A common misconception is that HDR takes up a lot of bandwidth, but Lattie suggests it only adds “five or 10 percent overhead versus SDR at the same resolution. So HDR does add additional bandwidth, but it’s negligible.”
We also asked Lattie why the perception is that HDR seems to be connected to 4K in many people’s minds. “HDR and Dolby Vision and even immersive sound have been associated with 4K because I think that’s been a lot of content creators have launched those formats along with 4K, whether on Blu-ray or streaming.
“My team has a lot of time with our content distribution partners and even in their consumer research – [it’s true that] bundling the two [4K and HDR] in the marketing it’s much easier for people to understand the difference.”

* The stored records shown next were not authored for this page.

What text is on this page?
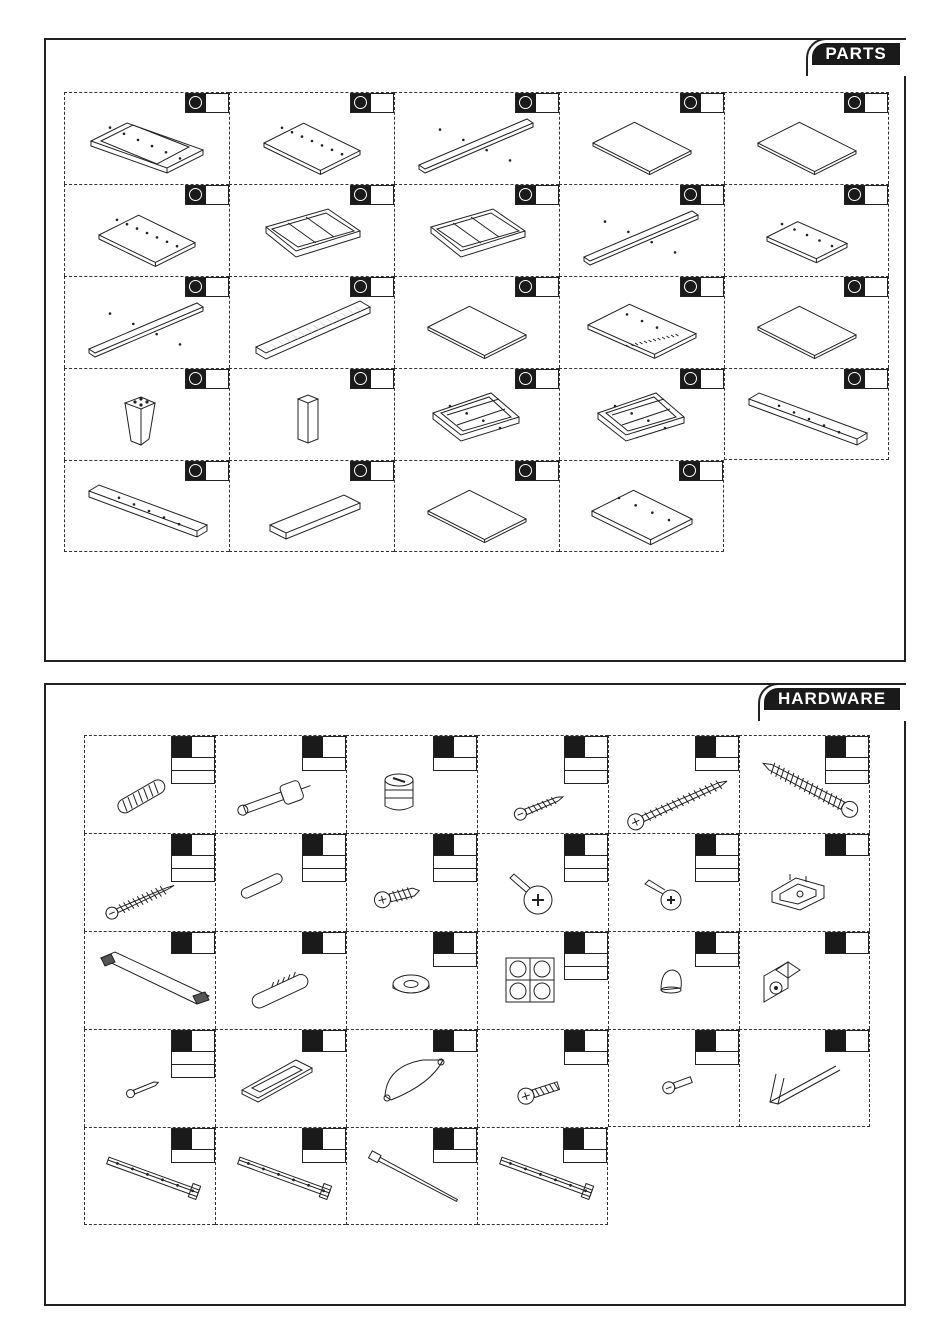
PARTS
HARDWARE
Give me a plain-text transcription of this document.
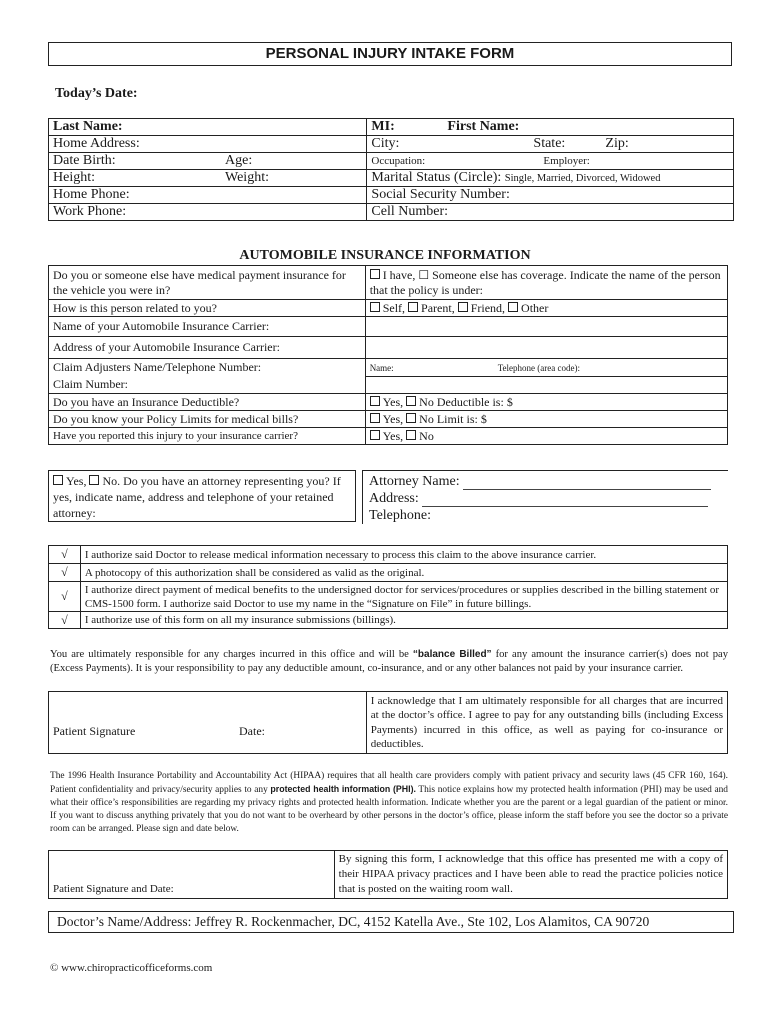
PERSONAL INJURY INTAKE FORM
Today’s Date:
Last Name:	MI: First Name:
Home Address:	City: State: Zip:
Date Birth: Age:	Occupation: Employer:
Height: Weight:	Marital Status (Circle): Single, Married, Divorced, Widowed
Home Phone:	Social Security Number:
Work Phone:	Cell Number:
AUTOMOBILE INSURANCE INFORMATION
Do you or someone else have medical payment insurance for the vehicle you were in?	I have, ☐ Someone else has coverage. Indicate the name of the person that the policy is under:
How is this person related to you?	Self, Parent, Friend, Other
Name of your Automobile Insurance Carrier:	
Address of your Automobile Insurance Carrier:	
Claim Adjusters Name/Telephone Number:	Name: Telephone (area code):
Claim Number:	
Do you have an Insurance Deductible?	Yes, No Deductible is: $
Do you know your Policy Limits for medical bills?	Yes, No Limit is: $
Have you reported this injury to your insurance carrier?	Yes, No
Yes, No. Do you have an attorney representing you? If yes, indicate name, address and telephone of your retained attorney:
Attorney Name:
Address:
Telephone:
√	I authorize said Doctor to release medical information necessary to process this claim to the above insurance carrier.
√	A photocopy of this authorization shall be considered as valid as the original.
√	I authorize direct payment of medical benefits to the undersigned doctor for services/procedures or supplies described in the billing statement or CMS-1500 form. I authorize said Doctor to use my name in the “Signature on File” in future billings.
√	I authorize use of this form on all my insurance submissions (billings).
You are ultimately responsible for any charges incurred in this office and will be “balance Billed” for any amount the insurance carrier(s) does not pay (Excess Payments). It is your responsibility to pay any deductible amount, co-insurance, and or any other balances not paid by your insurance carrier.
Patient Signature	Date:	I acknowledge that I am ultimately responsible for all charges that are incurred at the doctor’s office. I agree to pay for any outstanding bills (including Excess Payments) incurred in this office, as well as paying for co-insurance or deductibles.
The 1996 Health Insurance Portability and Accountability Act (HIPAA) requires that all health care providers comply with patient privacy and security laws (45 CFR 160, 164). Patient confidentiality and privacy/security applies to any protected health information (PHI). This notice explains how my protected health information (PHI) may be used and what their office’s responsibilities are regarding my privacy rights and protected health information. Indicate whether you are the parent or a legal guardian of the patient or minor. If you want to discuss anything privately that you do not want to be overheard by other persons in the doctor’s office, please inform the staff before you see the doctor so a private room can be arranged. Please sign and date below.
Patient Signature and Date:	By signing this form, I acknowledge that this office has presented me with a copy of their HIPAA privacy practices and I have been able to read the practice policies notice that is posted on the waiting room wall.
Doctor’s Name/Address: Jeffrey R. Rockenmacher, DC, 4152 Katella Ave., Ste 102, Los Alamitos, CA 90720
© www.chiropracticofficeforms.com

Getting the message across
Lattie admits that talking to consumers about HDR benefits is difficult to do. “To be honest with you, I think one of the real challenges is that it’s like the old megapixel race or clock speed on CPUs. It’s all about, you know, screen size and resolution. Consumers really understand 2K versus 4K. That’s a real clean, simple kind of thing to explain.
“High Dynamic Range versus standard dynamic range is a really complex thing to get across it’s one of those things that when you see it, you get it but it’s hard to describe.”
Dolby Cinema has helped with that. But it’s much easier to show someone and then when they see it then they get it. I think it’ll change as more services launch with HDR.
“I mean, Netflix has thousands of hours now but it’s kind of one example. Amazon has some shows, but I think with platforms like Disney launching, you’re seeing a lot more HDR. They went back and remastered so much stuff and that’ll hopefully help consumers [to understand the technology more].”